One of the most progressive zoos in the nation, the Oakland Zoo is determined to be a leader in the zoo world into the future. “I think zoos have a very vital and exciting role to play in conservation in modern times,” Amy Gotliffe reflected. “This is a turning point for wildlife in this world so our actions as individuals matter a great deal. Zoos will continue to be places where people can connect with animals and that will always be important, seeing how beautiful tigers are, parrots living into their eighties and lions in prides. However, now zoos are also centers for conservation action. They’re a ground zero place for people to learn about conservation and find out their role in it. They find out what they can do to help tigers and what they shouldn’t do if they love orangutans and sun bears. It’s not just shockingly disturbing stories but giving people actions they can take to help animals.
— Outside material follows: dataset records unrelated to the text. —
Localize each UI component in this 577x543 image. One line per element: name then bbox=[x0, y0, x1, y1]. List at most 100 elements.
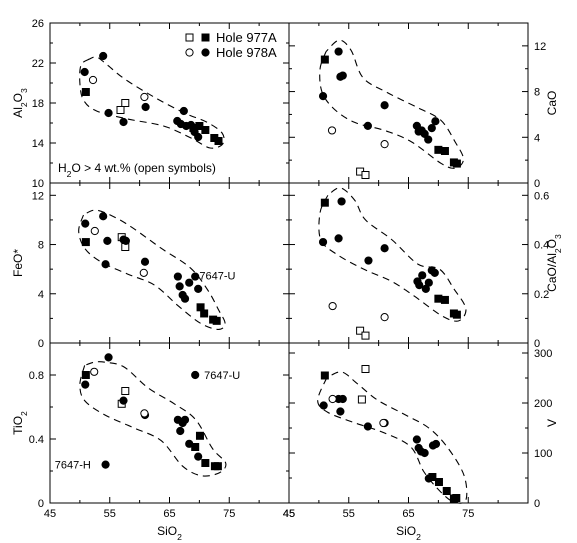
y-tick-label: 0 bbox=[534, 338, 540, 350]
point-978a-filled bbox=[81, 380, 90, 389]
point-978a-filled bbox=[180, 294, 190, 303]
point-978a-open bbox=[90, 367, 99, 376]
x-tick-label: 65 bbox=[402, 508, 414, 520]
legend-circle-filled bbox=[201, 48, 210, 57]
point-978a-filled bbox=[173, 272, 182, 281]
y-tick-label: 0 bbox=[534, 498, 540, 510]
point-978a-open bbox=[380, 140, 389, 149]
point-978a-filled bbox=[363, 121, 372, 130]
point-978a-filled bbox=[119, 117, 128, 127]
legend-square-filled bbox=[201, 33, 210, 42]
point-978a-filled bbox=[337, 197, 346, 206]
sample-annotation: 7647-H bbox=[55, 460, 91, 472]
point-977a-filled bbox=[452, 159, 461, 168]
panel-al2o3: 10 14 18 22 26 Al2O3 bbox=[11, 18, 290, 190]
point-977a-filled bbox=[320, 198, 329, 207]
point-977a-filled bbox=[440, 295, 449, 304]
point-977a-filled bbox=[213, 462, 222, 471]
point-977a-filled bbox=[81, 88, 90, 96]
y-tick-label: 8 bbox=[38, 240, 44, 252]
panel-feo: 0 4 8 12 FeO* 7647-U bbox=[11, 182, 290, 350]
y-tick-label: 12 bbox=[534, 41, 546, 53]
point-978a-filled bbox=[194, 284, 203, 293]
y-tick-label: 100 bbox=[534, 448, 552, 460]
x-tick-label: 65 bbox=[163, 508, 175, 520]
y-tick-label: 0 bbox=[38, 338, 44, 350]
point-978a-filled bbox=[99, 51, 108, 61]
point-978a-filled bbox=[180, 415, 190, 424]
point-978a-filled bbox=[175, 282, 184, 291]
point-978a-filled bbox=[104, 353, 113, 362]
y-tick-label: 0.6 bbox=[534, 190, 549, 202]
y-tick-label: 0.2 bbox=[534, 289, 549, 301]
y-tick-label: 0 bbox=[38, 498, 44, 510]
field-envelope bbox=[319, 39, 465, 169]
point-978a-filled bbox=[185, 439, 194, 448]
y-tick-label: 14 bbox=[32, 138, 44, 150]
point-978a-open bbox=[328, 394, 337, 404]
y-tick-label: 0.8 bbox=[29, 370, 44, 382]
field-envelope bbox=[317, 371, 468, 504]
panel-frame bbox=[288, 182, 529, 344]
y-tick-label: 4 bbox=[534, 132, 540, 144]
point-978a-filled bbox=[380, 101, 389, 110]
point-978a-filled bbox=[431, 117, 440, 126]
field-envelope bbox=[78, 209, 226, 331]
point-978a-filled bbox=[363, 422, 372, 431]
point-978a-filled bbox=[338, 71, 347, 80]
y-tick-label: 8 bbox=[534, 87, 540, 99]
legend-note: H2O > 4 wt.% (open symbols) bbox=[58, 161, 216, 179]
y-tick-label: 300 bbox=[534, 348, 552, 360]
point-978a-filled bbox=[191, 272, 200, 281]
point-977a-open bbox=[121, 387, 130, 395]
point-978a-filled bbox=[431, 439, 441, 449]
panel-cao_al2o3: 0 0.2 0.4 0.6 CaO/Al2O3 bbox=[288, 182, 563, 350]
point-978a-filled bbox=[427, 124, 436, 133]
legend-circle-open bbox=[185, 48, 194, 57]
point-977a-filled bbox=[440, 147, 449, 155]
point-978a-filled bbox=[318, 92, 328, 101]
point-978a-filled bbox=[81, 219, 90, 228]
point-977a-open bbox=[116, 106, 125, 114]
x-tick-label: 55 bbox=[104, 508, 116, 520]
y-tick-label: 10 bbox=[32, 178, 44, 190]
x-tick-label: 45 bbox=[44, 508, 56, 520]
point-978a-filled bbox=[336, 407, 345, 416]
y-tick-label: 18 bbox=[32, 98, 44, 110]
point-977a-open bbox=[361, 331, 370, 340]
x-tick-label: 45 bbox=[283, 508, 295, 520]
point-977a-filled bbox=[452, 310, 461, 319]
point-978a-filled bbox=[319, 401, 328, 410]
point-978a-open bbox=[328, 301, 337, 311]
panel-frame bbox=[49, 342, 290, 504]
y-tick-label: 200 bbox=[534, 398, 552, 410]
legend-label-977a: Hole 977A bbox=[216, 30, 277, 45]
point-978a-open bbox=[90, 226, 99, 236]
y-tick-label: 26 bbox=[32, 18, 44, 30]
point-978a-filled bbox=[424, 474, 433, 483]
y-tick-label: 22 bbox=[32, 58, 44, 70]
point-978a-filled bbox=[191, 370, 200, 380]
panel-tio2: 45 55 65 75 0 0.4 0.8 TiO2 SiO2 7647-U 7647-H bbox=[11, 342, 290, 542]
y-axis-label: FeO* bbox=[11, 249, 25, 277]
point-978a-filled bbox=[103, 236, 112, 245]
point-977a-filled bbox=[434, 145, 443, 154]
y-tick-label: 4 bbox=[38, 289, 44, 301]
point-978a-filled bbox=[424, 278, 433, 287]
point-978a-filled bbox=[420, 129, 429, 138]
point-978a-filled bbox=[420, 448, 429, 458]
point-978a-filled bbox=[418, 271, 427, 280]
point-978a-filled bbox=[318, 237, 328, 247]
point-977a-filled bbox=[201, 126, 210, 134]
point-978a-filled bbox=[101, 260, 110, 269]
y-axis-label: V bbox=[545, 419, 559, 427]
y-tick-label: 0.4 bbox=[29, 434, 44, 446]
y-tick-label: 0 bbox=[534, 178, 540, 190]
point-978a-filled bbox=[194, 452, 203, 461]
point-978a-filled bbox=[412, 435, 421, 444]
point-978a-filled bbox=[99, 212, 108, 221]
sample-annotation: 7647-U bbox=[204, 370, 240, 382]
point-977a-filled bbox=[452, 494, 461, 502]
point-978a-open bbox=[88, 75, 98, 85]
Zoos are waking up on their role in that process. Each zoo should do the best they can do and they’re stepping up.”

@ Oakland Zoo

Amy Gotliffe sees partnerships with conservation groups as vital to the future of the zoos and the Oakland Zoo in particular. She takes great passion in her work in zoo conservation. “The hardest part of my job is learning every day about more and more conservation and welfare challenges animals face around the world,” she siad. “We know there’s problems with human beings over the world and it’s sad to realize we can’t do everything for every single animal. We try to stay motivated and helpful despite these stories. The good part is when we use all our resources, partnerships and knowledge, and witness genuine change for wildlife, that is incredibly rewarding.”

@ Oakland Zoo

“We get to share a world with beautiful, incredible wildlife,” Gotliffe concluded. “They are what make this planet the wildlife fantastic place it is. It is an honor to work at a place that makes ensuring their future such a huge priority.”